Oscar Wilde famously wrote: ‘To lose one parent may be regarded as a misfortune; to lose both looks like carelessness.’ He certainly wouldn’t be impressed by New York City, which has lost a second major opera company in the space of just two years.
Earlier this month Gotham Chamber Opera (GCO) announced it is to close immediately, with all future shows cancelled. This follows the demise of New York City Opera (NYCO) in 2013, and while attempts have been made to restart NYCO it remains defunct at the time of writing.
GCO’s sudden closure came after executive director, Edward Barnes, discovered previously undisclosed deficits. Barnes, who only joined the company on 1 July, reported these to the board, who then voted to wind-up the company.
Explaining the decision Beatrice Broadwater, president of the board of directors, said: ‘We do not have, nor do we anticipate having, sufficient donations and pledges that would enable continued operations of the company.’
Known for site-specific work and collaborating with other companies, the unravelling of GCO has come as a sudden to shock after the positive sounds made following Barnes’ appointment. It had planned to stage Alessandro Stradella’s San Giovanni Battista and new work Charlie Parker’s Yardbird, a co-commission with Opera Philadelphia, in the 2015-16 season.
‘I am proud to have founded Gotham Chamber Opera,’ said artistic director Neal Goren, who created GCO 15 years ago. ‘[It’s] been an extraordinary run, and we have been fortunate to be a part of New York City’s cultural landscape. We are grateful to all of our generous donors, collaborators and attendees, and thank them for their support.’

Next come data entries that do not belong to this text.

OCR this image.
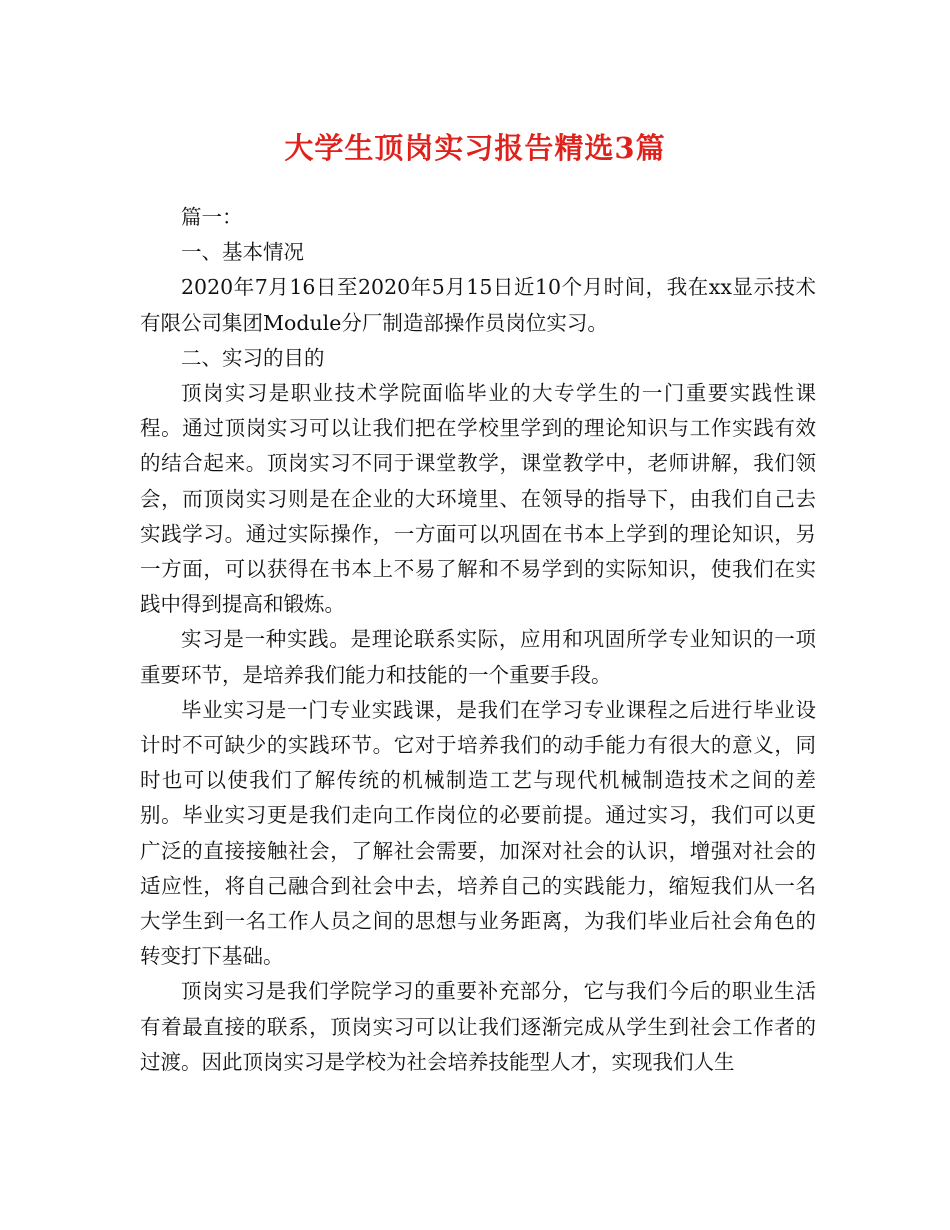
大学生顶岗实习报告精选3篇

篇一：

一、基本情况

2020年7月16日至2020年5月15日近10个月时间，我在xx显示技术有限公司集团Module分厂制造部操作员岗位实习。

二、实习的目的

顶岗实习是职业技术学院面临毕业的大专学生的一门重要实践性课程。通过顶岗实习可以让我们把在学校里学到的理论知识与工作实践有效的结合起来。顶岗实习不同于课堂教学，课堂教学中，老师讲解，我们领会，而顶岗实习则是在企业的大环境里、在领导的指导下，由我们自己去实践学习。通过实际操作，一方面可以巩固在书本上学到的理论知识，另一方面，可以获得在书本上不易了解和不易学到的实际知识，使我们在实践中得到提高和锻炼。

实习是一种实践。是理论联系实际，应用和巩固所学专业知识的一项重要环节，是培养我们能力和技能的一个重要手段。

毕业实习是一门专业实践课，是我们在学习专业课程之后进行毕业设计时不可缺少的实践环节。它对于培养我们的动手能力有很大的意义，同时也可以使我们了解传统的机械制造工艺与现代机械制造技术之间的差别。毕业实习更是我们走向工作岗位的必要前提。通过实习，我们可以更广泛的直接接触社会，了解社会需要，加深对社会的认识，增强对社会的适应性，将自己融合到社会中去，培养自己的实践能力，缩短我们从一名大学生到一名工作人员之间的思想与业务距离，为我们毕业后社会角色的转变打下基础。

顶岗实习是我们学院学习的重要补充部分，它与我们今后的职业生活有着最直接的联系，顶岗实习可以让我们逐渐完成从学生到社会工作者的过渡。因此顶岗实习是学校为社会培养技能型人才，实现我们人生
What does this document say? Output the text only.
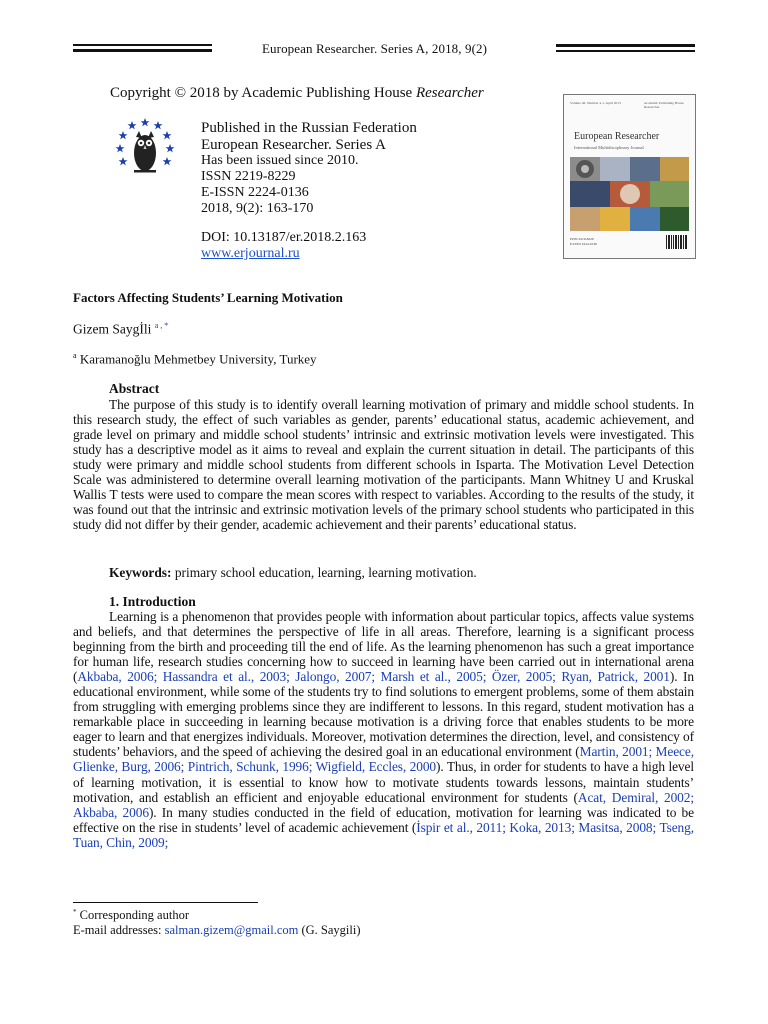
European Researcher. Series A, 2018, 9(2)
Copyright © 2018 by Academic Publishing House Researcher
Published in the Russian Federation
European Researcher. Series A
Has been issued since 2010.
ISSN 2219-8229
E-ISSN 2224-0136
2018, 9(2): 163-170
DOI: 10.13187/er.2018.2.163
www.erjournal.ru
Volume 46, Number 4-1, April 2013	Academic Publishing House Researcher
European Researcher
International Multidisciplinary Journal
ISSN 2219-8229
E-ISSN 2224-0136
Factors Affecting Students’ Learning Motivation
Gizem Saygİli $^{a , *}$
$^a$ Karamanoğlu Mehmetbey University, Turkey
Abstract
The purpose of this study is to identify overall learning motivation of primary and middle school students. In this research study, the effect of such variables as gender, parents’ educational status, academic achievement, and grade level on primary and middle school students’ intrinsic and extrinsic motivation levels were investigated. This study has a descriptive model as it aims to reveal and explain the current situation in detail. The participants of this study were primary and middle school students from different schools in Isparta. The Motivation Level Detection Scale was administered to determine overall learning motivation of the participants. Mann Whitney U and Kruskal Wallis T tests were used to compare the mean scores with respect to variables. According to the results of the study, it was found out that the intrinsic and extrinsic motivation levels of the primary school students who participated in this study did not differ by their gender, academic achievement and their parents’ educational status.
Keywords: primary school education, learning, learning motivation.
1. Introduction
Learning is a phenomenon that provides people with information about particular topics, affects value systems and beliefs, and that determines the perspective of life in all areas. Therefore, learning is a significant process beginning from the birth and proceeding till the end of life. As the learning phenomenon has such a great importance for human life, research studies concerning how to succeed in learning have been carried out in international arena (Akbaba, 2006; Hassandra et al., 2003; Jalongo, 2007; Marsh et al., 2005; Özer, 2005; Ryan, Patrick, 2001). In educational environment, while some of the students try to find solutions to emergent problems, some of them abstain from struggling with emerging problems since they are indifferent to lessons. In this regard, student motivation has a remarkable place in succeeding in learning because motivation is a driving force that enables students to be more eager to learn and that energizes individuals. Moreover, motivation determines the direction, level, and consistency of students’ behaviors, and the speed of achieving the desired goal in an educational environment (Martin, 2001; Meece, Glienke, Burg, 2006; Pintrich, Schunk, 1996; Wigfield, Eccles, 2000). Thus, in order for students to have a high level of learning motivation, it is essential to know how to motivate students towards lessons, maintain students’ motivation, and establish an efficient and enjoyable educational environment for students (Acat, Demiral, 2002; Akbaba, 2006). In many studies conducted in the field of education, motivation for learning was indicated to be effective on the rise in students’ level of academic achievement (İspir et al., 2011; Koka, 2013; Masitsa, 2008; Tseng, Tuan, Chin, 2009;
* Corresponding author
E-mail addresses: salman.gizem@gmail.com (G. Saygili)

Meanwhile plans to resurrect NYCO have been mired in conflict, with two rival groups NYCO Renaissance and New Vision for NYC Opera battling over its legacy. NYCO has more than USD25m (€22m) in claims against it by creditors. A committee of creditors recently put its weight behind NYCO Renaissance’s bid to revive the company, renewing hope that the company could become viable again.